CVE-2025-23310

NVIDIA · NVIDIA Triton Inference Server for Windows and Linux

A critical vulnerability has been discovered in NVIDIA's Triton Inference Server for both Windows and Linux.

Executive summary

A critical vulnerability has been discovered in NVIDIA's Triton Inference Server for both Windows and Linux. This flaw, identified as a stack buffer overflow, can be exploited by a remote attacker sending specially crafted inputs to the server. A successful exploit could allow the attacker to execute arbitrary code, leading to a complete system compromise, data theft, or a denial-of-service condition that would disrupt critical AI/ML operations.

Vulnerability

The vulnerability is a stack-based buffer overflow within the NVIDIA Triton Inference Server. An unauthenticated, remote attacker can exploit this by sending a specially crafted request with an overly large input to a vulnerable endpoint. This action overwrites the memory buffer on the stack, allowing the attacker to corrupt adjacent memory, including the function's return pointer. By overwriting the return pointer with an address of their choosing, an attacker can redirect the program's execution flow to malicious code (shellcode) they have injected, resulting in arbitrary code execution with the same privileges as the Triton server process.

Business impact

This vulnerability is rated as critical severity with a CVSS score of 9.8. A successful exploit poses a significant risk to the organization, potentially leading to a complete compromise of the affected server. An attacker could gain control of the system to steal sensitive data being processed, such as proprietary AI models, intellectual property, or confidential business information. Furthermore, the compromised server could be used as a pivot point to attack other systems within the corporate network, or be leveraged for malicious activities like hosting malware or participating in a botnet. The vulnerability could also be exploited to cause a denial-of-service (DoS) by crashing the server, which would disrupt business-critical applications and services that rely on the AI/ML infrastructure.

Remediation

Immediate Action: Prioritize updating all affected NVIDIA Triton Inference Server instances to the latest patched version as recommended by the vendor. After patching, verify that the service is operating correctly.
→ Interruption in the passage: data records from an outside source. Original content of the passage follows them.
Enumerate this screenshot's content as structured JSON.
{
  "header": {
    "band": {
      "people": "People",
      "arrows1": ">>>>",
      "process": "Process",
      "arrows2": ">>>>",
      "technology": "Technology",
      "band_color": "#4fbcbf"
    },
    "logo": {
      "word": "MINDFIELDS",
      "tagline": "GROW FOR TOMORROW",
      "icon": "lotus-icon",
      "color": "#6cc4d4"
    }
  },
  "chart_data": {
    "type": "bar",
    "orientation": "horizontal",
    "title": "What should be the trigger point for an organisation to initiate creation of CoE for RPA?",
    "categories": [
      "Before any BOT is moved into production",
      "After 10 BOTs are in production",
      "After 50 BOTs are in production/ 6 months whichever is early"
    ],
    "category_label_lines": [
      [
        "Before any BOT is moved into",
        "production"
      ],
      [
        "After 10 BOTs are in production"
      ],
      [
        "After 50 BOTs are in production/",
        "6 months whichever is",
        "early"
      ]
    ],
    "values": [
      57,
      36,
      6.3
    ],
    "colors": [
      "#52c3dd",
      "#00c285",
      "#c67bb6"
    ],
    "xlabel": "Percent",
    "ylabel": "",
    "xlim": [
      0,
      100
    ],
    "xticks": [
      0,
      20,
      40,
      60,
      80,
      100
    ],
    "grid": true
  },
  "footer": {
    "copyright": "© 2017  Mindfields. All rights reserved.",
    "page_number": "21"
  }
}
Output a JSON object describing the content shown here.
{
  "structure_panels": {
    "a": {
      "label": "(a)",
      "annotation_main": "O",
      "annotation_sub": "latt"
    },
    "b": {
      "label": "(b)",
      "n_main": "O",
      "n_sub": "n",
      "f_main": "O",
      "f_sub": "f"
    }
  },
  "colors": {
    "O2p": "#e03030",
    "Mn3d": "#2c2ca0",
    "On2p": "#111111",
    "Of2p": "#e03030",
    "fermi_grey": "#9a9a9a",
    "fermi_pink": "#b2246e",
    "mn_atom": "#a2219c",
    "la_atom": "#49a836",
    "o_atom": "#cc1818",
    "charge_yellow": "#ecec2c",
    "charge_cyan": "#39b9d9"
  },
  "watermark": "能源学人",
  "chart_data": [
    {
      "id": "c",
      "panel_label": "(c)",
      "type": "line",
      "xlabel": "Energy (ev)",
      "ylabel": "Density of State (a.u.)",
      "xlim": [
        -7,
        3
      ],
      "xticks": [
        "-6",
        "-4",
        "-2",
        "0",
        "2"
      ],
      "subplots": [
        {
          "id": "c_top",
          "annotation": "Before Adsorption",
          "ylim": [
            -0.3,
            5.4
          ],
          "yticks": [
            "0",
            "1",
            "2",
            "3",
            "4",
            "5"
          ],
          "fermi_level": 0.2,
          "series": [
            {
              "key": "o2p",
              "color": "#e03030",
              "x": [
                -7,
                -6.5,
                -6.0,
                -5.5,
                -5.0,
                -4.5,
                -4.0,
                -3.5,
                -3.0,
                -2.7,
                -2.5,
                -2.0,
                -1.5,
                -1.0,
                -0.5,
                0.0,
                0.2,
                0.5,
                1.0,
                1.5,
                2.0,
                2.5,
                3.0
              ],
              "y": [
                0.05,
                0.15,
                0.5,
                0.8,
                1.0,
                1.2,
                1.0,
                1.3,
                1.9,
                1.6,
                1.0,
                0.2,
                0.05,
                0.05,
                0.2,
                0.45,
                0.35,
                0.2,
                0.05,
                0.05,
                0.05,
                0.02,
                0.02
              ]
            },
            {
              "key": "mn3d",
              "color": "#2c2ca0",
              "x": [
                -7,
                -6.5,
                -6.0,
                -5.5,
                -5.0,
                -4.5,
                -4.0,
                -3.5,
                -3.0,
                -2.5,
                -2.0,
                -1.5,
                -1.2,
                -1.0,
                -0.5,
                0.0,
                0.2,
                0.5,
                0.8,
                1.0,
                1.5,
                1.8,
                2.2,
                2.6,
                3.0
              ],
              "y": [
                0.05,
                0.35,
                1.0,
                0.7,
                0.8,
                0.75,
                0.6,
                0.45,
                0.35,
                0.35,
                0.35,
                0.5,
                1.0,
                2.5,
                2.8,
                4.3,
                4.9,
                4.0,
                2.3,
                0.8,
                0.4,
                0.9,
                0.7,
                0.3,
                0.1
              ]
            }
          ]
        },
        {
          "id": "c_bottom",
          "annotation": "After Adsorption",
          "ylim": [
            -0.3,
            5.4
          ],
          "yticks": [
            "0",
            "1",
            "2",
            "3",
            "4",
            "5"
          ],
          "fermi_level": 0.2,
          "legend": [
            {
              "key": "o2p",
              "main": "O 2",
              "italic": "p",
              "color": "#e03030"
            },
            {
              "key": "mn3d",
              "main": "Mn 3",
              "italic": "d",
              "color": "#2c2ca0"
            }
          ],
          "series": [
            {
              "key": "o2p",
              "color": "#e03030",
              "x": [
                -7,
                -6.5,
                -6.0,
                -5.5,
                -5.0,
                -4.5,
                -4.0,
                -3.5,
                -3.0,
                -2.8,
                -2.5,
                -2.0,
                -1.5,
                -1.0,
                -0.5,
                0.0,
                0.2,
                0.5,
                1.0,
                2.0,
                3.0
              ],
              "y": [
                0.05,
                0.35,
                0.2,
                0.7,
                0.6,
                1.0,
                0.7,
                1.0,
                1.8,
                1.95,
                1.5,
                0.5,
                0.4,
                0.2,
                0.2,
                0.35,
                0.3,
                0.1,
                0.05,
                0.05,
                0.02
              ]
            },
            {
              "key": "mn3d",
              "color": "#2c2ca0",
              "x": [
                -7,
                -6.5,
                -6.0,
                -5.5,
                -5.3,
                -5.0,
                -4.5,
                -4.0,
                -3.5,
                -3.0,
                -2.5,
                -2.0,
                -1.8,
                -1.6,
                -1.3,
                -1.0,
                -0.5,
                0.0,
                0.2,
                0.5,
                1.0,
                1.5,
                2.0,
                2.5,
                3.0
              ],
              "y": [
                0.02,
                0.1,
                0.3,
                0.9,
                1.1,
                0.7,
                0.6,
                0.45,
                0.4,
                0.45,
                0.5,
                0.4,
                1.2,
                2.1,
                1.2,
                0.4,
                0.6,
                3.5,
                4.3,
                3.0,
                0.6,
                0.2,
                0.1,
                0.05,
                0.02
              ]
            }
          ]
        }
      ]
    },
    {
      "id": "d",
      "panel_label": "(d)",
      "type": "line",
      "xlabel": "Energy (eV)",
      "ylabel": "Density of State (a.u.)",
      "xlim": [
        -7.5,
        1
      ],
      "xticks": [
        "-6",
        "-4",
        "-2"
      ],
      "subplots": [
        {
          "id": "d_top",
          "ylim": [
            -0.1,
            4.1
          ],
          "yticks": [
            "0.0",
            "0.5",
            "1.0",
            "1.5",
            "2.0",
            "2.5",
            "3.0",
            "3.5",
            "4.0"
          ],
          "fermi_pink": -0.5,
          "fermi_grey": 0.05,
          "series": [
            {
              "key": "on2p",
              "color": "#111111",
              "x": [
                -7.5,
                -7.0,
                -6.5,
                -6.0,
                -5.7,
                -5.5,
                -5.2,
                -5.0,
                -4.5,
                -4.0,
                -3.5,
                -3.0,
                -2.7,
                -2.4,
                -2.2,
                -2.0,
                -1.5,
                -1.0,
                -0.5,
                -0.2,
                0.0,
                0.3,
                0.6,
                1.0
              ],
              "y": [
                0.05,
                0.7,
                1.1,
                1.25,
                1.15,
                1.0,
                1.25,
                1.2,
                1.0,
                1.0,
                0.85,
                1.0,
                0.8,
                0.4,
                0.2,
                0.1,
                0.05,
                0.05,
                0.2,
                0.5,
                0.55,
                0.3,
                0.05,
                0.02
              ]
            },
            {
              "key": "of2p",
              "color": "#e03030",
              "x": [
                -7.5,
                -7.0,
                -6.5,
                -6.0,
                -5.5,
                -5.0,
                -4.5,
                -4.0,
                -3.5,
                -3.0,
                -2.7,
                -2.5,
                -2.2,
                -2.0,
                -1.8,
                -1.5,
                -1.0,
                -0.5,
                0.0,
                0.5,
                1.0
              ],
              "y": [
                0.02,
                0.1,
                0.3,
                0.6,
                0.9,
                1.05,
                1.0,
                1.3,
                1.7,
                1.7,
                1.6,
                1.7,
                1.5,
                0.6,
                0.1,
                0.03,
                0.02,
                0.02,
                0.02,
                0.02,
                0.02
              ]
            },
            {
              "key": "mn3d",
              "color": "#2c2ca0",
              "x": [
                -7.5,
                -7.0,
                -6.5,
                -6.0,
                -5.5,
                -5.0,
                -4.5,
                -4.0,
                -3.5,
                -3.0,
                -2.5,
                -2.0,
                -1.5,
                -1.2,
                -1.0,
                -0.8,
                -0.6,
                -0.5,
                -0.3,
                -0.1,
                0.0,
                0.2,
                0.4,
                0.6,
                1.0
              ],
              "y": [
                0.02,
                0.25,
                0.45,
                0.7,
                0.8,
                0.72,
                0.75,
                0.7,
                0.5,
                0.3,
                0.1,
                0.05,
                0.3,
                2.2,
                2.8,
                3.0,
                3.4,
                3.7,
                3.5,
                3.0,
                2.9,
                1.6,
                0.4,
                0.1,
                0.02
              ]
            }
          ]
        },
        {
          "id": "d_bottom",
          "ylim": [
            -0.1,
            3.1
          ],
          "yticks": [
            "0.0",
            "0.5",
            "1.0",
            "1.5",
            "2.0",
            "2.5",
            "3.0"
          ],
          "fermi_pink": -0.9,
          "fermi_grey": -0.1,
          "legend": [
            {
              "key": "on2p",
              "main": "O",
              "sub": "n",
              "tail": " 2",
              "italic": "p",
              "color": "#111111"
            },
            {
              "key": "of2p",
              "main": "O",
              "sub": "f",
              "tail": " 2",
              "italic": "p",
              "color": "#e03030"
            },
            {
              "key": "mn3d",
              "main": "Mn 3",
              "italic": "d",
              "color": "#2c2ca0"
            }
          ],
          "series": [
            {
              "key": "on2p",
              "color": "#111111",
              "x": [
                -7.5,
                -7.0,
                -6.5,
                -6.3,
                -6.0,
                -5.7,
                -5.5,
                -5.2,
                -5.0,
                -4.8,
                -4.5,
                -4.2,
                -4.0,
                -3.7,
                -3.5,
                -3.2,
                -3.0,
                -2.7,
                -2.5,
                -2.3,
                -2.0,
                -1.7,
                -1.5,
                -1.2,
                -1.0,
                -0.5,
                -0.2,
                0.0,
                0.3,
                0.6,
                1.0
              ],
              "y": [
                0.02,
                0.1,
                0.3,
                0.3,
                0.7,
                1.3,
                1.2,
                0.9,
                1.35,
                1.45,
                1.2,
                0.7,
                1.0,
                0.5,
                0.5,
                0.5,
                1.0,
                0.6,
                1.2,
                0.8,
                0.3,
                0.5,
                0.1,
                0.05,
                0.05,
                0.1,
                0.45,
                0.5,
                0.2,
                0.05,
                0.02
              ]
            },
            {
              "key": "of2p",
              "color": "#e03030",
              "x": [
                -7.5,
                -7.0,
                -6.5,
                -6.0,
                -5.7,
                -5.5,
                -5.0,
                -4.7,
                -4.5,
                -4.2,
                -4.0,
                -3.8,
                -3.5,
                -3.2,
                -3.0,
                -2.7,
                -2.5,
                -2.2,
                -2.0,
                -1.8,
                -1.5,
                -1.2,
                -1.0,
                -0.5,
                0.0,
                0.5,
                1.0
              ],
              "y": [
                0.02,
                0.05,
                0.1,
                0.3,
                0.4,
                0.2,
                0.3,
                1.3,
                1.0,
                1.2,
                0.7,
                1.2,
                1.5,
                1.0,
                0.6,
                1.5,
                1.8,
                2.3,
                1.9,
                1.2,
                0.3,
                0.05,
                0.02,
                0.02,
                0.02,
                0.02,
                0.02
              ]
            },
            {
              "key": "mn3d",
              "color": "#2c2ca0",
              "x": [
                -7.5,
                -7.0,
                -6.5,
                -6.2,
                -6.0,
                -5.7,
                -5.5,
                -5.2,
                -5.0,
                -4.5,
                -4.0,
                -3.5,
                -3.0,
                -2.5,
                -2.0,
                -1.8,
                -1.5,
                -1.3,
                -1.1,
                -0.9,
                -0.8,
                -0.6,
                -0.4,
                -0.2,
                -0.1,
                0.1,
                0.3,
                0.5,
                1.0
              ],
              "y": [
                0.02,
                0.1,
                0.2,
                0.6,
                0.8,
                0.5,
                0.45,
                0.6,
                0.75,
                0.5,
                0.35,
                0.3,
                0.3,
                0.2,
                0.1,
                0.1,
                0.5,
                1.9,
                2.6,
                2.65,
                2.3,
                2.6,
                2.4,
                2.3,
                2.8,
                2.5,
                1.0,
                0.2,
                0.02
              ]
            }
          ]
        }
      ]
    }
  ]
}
Proactive Monitoring: Implement enhanced monitoring on affected systems. Review Triton server access logs for requests that are unusually large, malformed, or result in server errors or crashes. Monitor network traffic for anomalous outbound connections from the Triton server, which could indicate a successful compromise and communication with a command-and-control server. Utilize Intrusion Detection/Prevention Systems (IDS/IPS) with updated signatures to detect and block potential exploitation attempts.

Compensating Controls: If immediate patching is not feasible, implement compensating controls to reduce the risk. Place the Triton Inference Server behind a Web Application Firewall (WAF) or a reverse proxy capable of inspecting and sanitizing input traffic to block malicious requests. Enforce strict network segmentation to isolate the server, limiting its ability to communicate with critical internal network segments and thus containing the potential impact of a compromise. Ensure the server process is running with the lowest possible user privileges.

Exploitation status

Public Exploit Available: False

Analyst recommendation

Given the critical severity (CVSS 9.8) and the potential for remote code execution, this vulnerability represents a direct and severe threat to the organization. We strongly recommend that all system owners identify and patch affected NVIDIA Triton Inference Server instances with the highest priority. Although this CVE is not yet on the CISA KEV list, its high impact score makes it a prime target for future exploitation. Organizations should treat this vulnerability with the utmost urgency and apply remediation actions immediately to prevent potential system compromise and data breaches.